Medical Tips to Ensure your Domestic Air Travel is Safe & Secure
By Dr Noor Gill
- Maintain hand hygiene – Keep your hands clean. Wash them with soap and water or with an alcohol-based hand sanitiser every time you touch your face or nose. Cough and sneeze into your elbow and cover your mouth when doing so. Stay clear of people with a cough or cold.
- Clearance from GP – The elderly, the chronically sick and those with a serious underlying health condition should avoid travelling or delay their travel plan until deemed fit and cleared for travel by their general physician (GP).
- Breathe easy – All modern aircrafts have High Efficiency Particle Arrester (HEPA) which filters dust particles and airborne contaminants with high efficiency. So, you can breathe easy.
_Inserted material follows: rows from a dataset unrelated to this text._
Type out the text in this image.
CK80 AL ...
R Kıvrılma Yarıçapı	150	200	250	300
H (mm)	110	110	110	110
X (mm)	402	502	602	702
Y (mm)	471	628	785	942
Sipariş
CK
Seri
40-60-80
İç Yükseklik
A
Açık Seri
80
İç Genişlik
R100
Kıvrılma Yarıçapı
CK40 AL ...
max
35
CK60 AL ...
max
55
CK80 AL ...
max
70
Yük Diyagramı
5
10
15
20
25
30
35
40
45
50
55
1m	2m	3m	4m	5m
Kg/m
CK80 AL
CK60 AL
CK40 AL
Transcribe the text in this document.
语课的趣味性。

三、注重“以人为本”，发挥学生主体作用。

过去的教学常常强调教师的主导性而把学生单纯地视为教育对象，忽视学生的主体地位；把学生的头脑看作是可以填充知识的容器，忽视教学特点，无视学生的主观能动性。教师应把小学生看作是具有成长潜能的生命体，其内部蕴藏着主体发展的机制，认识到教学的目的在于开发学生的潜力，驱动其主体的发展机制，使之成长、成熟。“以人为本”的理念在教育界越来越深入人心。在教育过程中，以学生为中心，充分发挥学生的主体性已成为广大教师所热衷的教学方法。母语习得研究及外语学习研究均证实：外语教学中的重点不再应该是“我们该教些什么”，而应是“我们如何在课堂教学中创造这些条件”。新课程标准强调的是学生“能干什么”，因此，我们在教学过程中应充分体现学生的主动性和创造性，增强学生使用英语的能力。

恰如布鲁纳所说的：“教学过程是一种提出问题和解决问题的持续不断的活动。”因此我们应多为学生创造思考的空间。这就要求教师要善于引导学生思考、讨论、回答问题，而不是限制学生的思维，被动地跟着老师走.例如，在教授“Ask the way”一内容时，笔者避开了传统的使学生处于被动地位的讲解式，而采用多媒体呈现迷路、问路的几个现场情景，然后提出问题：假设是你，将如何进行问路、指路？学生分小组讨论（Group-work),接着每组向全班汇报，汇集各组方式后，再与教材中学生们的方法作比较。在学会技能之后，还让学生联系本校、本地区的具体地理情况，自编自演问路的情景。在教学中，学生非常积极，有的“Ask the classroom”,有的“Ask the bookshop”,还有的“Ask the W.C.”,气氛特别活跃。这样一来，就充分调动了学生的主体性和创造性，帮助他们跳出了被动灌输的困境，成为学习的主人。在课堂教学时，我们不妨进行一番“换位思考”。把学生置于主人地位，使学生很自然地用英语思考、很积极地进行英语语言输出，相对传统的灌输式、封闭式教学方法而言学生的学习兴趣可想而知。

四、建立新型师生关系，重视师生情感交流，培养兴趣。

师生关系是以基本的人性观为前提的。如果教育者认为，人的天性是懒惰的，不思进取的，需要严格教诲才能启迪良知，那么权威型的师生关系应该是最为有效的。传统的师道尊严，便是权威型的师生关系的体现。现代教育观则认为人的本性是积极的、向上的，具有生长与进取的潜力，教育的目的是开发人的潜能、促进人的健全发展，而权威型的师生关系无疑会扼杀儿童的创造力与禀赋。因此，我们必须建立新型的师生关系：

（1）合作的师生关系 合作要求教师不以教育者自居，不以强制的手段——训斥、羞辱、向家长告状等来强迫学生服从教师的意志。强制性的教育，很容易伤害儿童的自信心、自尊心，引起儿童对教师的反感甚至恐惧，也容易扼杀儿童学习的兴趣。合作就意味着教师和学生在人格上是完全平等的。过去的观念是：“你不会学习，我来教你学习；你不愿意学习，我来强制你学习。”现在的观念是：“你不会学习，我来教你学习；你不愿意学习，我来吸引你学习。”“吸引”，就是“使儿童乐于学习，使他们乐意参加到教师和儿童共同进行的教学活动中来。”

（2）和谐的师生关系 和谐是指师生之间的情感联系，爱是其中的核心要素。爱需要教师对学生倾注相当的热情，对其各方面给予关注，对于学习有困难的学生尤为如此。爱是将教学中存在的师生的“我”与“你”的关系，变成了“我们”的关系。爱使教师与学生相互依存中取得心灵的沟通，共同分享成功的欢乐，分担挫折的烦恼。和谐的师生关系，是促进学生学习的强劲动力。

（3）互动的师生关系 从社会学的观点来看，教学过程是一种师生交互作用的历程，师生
- Usage of luggage cover – Your luggage is transferred to a low-pressure chamber and thus runs a very low risk to get contaminated during transportation. But if it helps you travel easy and makes you feel better, you can cover your bags with a luggage cover.
- Avoid surfaces – Even though the airports will be following strict sterilization protocols and techniques. Not all surfaces and areas will get the same amount of attention. The evidence on whether the virus can survive on a surface and then be transferred is not solid so avoid keeping your luggage on a surface.
- 14-day quarantine – If you are returning from an affected area or country, follow the 14-day quarantine protocol.
- Awareness – Stay up-to-date on your vaccines. Although there is no vaccine available for the coronavirus yet, it is better to stay safe and keep your immunisation chart complete and update so as to avoid compromising your immunity.